In the final, long overdue, installment of this three-part blog series, I would like to you point to the relationship of a coach’s capacity and expertise, the value-added benefit to leaders to onboard coach development to their leadership development, and innovation and change.
Marco-Mapping Coaching to Innovation & Change
Whenever I’m asked to facilitate a workshop for senior leaders on Innovation & Change, I often begin with The Law of Diffusion of Innovation to calibrate a starting point. I start here to simply show that any Innovation & Change initiative will garner at minimum, 16% support, as Innovators and Early Adopters lean toward the adoption of change / welcoming of innovation.

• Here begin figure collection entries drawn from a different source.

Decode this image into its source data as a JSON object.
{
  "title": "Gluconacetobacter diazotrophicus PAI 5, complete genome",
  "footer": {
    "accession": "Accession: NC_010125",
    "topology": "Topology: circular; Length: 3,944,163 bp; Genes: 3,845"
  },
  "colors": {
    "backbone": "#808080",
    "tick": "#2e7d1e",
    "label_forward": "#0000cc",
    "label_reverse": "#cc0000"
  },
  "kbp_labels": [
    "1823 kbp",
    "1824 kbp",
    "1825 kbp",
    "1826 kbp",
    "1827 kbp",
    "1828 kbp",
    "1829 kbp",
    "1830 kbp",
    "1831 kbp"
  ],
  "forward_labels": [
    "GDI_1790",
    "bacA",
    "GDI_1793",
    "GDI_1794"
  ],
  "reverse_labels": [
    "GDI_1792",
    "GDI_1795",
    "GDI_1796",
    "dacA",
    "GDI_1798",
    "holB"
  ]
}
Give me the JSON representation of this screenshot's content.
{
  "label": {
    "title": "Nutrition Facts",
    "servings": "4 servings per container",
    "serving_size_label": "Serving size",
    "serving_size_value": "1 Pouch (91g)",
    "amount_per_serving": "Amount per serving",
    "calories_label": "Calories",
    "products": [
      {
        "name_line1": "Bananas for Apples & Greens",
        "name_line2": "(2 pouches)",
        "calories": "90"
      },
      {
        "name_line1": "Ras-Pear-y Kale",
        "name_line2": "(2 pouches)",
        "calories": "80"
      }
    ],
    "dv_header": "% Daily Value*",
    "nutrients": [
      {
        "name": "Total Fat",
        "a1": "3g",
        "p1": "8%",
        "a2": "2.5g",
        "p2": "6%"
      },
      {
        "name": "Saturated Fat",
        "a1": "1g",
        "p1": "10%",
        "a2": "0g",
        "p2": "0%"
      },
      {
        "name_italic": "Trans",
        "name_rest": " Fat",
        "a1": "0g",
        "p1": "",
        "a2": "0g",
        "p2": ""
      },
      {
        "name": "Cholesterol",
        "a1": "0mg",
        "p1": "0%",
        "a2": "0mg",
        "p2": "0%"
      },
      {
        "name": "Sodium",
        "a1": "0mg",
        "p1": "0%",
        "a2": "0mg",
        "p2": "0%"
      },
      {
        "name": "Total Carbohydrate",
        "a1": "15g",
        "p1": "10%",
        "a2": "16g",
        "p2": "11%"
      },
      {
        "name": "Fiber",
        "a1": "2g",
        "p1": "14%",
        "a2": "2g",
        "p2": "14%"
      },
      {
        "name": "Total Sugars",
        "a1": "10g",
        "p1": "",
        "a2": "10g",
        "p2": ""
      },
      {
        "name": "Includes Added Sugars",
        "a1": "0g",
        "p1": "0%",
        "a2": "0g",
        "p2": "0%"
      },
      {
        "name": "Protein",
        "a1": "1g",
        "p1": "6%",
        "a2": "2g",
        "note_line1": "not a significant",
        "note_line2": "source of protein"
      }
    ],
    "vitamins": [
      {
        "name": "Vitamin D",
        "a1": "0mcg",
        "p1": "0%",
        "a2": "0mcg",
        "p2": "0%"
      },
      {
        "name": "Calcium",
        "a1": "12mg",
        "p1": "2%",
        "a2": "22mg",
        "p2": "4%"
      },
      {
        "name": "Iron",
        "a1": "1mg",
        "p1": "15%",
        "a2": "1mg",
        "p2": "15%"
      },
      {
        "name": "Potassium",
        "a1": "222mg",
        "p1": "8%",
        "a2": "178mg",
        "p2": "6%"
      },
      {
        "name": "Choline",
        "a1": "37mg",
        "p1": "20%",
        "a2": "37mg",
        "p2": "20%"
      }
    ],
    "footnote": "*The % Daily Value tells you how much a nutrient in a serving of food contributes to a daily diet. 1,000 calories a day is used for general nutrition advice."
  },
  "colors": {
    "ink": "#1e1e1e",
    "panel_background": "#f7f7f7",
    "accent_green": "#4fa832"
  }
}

At the same time, to engage, leverage, and sustain the momentum needed to facilitate change pass the tipping point, experienced, professionally certified coaches have been battle tested to meet the quality assurance demands necessary to adjust their interventions to the human behavior factors found among people in the Early Majority, Late Majority, and Laggards sections of the model.
Leaders developed, trained, and certified as professional coaches could be expected to do the same.
Micro-Mapping Coaching to Innovation & Change
The success of any innovation or change initiative depends on how well people who are categorized as Early Majority, Late Majority, or Laggards’ needs are responded to, both in manner and timeliness.
To create some context for the emotional nuances provoked in people from these three groups, let’s have a look at the human experience felt during change.
While the places of resistance and chaos in the Change Process are not difficult to digest, it’s important to note the time spent between these two experiences can be last up to several months, and in the worse of cases, even years.
At which point, many organizations abandon their change initiative[s]. In a previous post, I shared there is a general lack of success related to organization’s change efforts:
“55% of change meet initial goals, but only 25% sustain those gains”
“only 22% of managers find “manage change” training effective”
“just 40% of front-line supervisors and 53% of middle managers say they’re “getting the message” out about organizational change[s] in a meaningful way”
At the heart of change is the ability to create alignment among the masses. If there is one thing a professionally certified coach has as part of their capacity and expertise is the ability to create alignment.
Again, leaders developed, trained, and certified as professional coaches could be expected to do the same.
Innovation & Change Inversion
To fully embrace the significance a coach’s capacity and expertise has on innovation and change, let’s first look at the complementary puzzle pieces that are innovation and change.
When we invert the laws that govern innovation, we see how it maps to the human experience felt during change.
Why that is important is professional coaches are experts at creating and working from INTERDEPENDENCE.
Innovation and change are not static independent entities that operate in isolation of one another.
They are interdependent entities, which interact with each other at every stage of the process and must be engaged together in order to enable success. Two core coaching competency categories from the International Coaching Federation that are at the heart of working from INTERDEPENDENCE are Co-Creating the Relationship and Facilitating Learning and Results.
No professional coach can reach the designation of certified coach without demonstrating commitment to mastery of core coaching competencies.
And by now you’re starting to see, leaders developed, trained, and certified as professional coaches could be expected to do the same.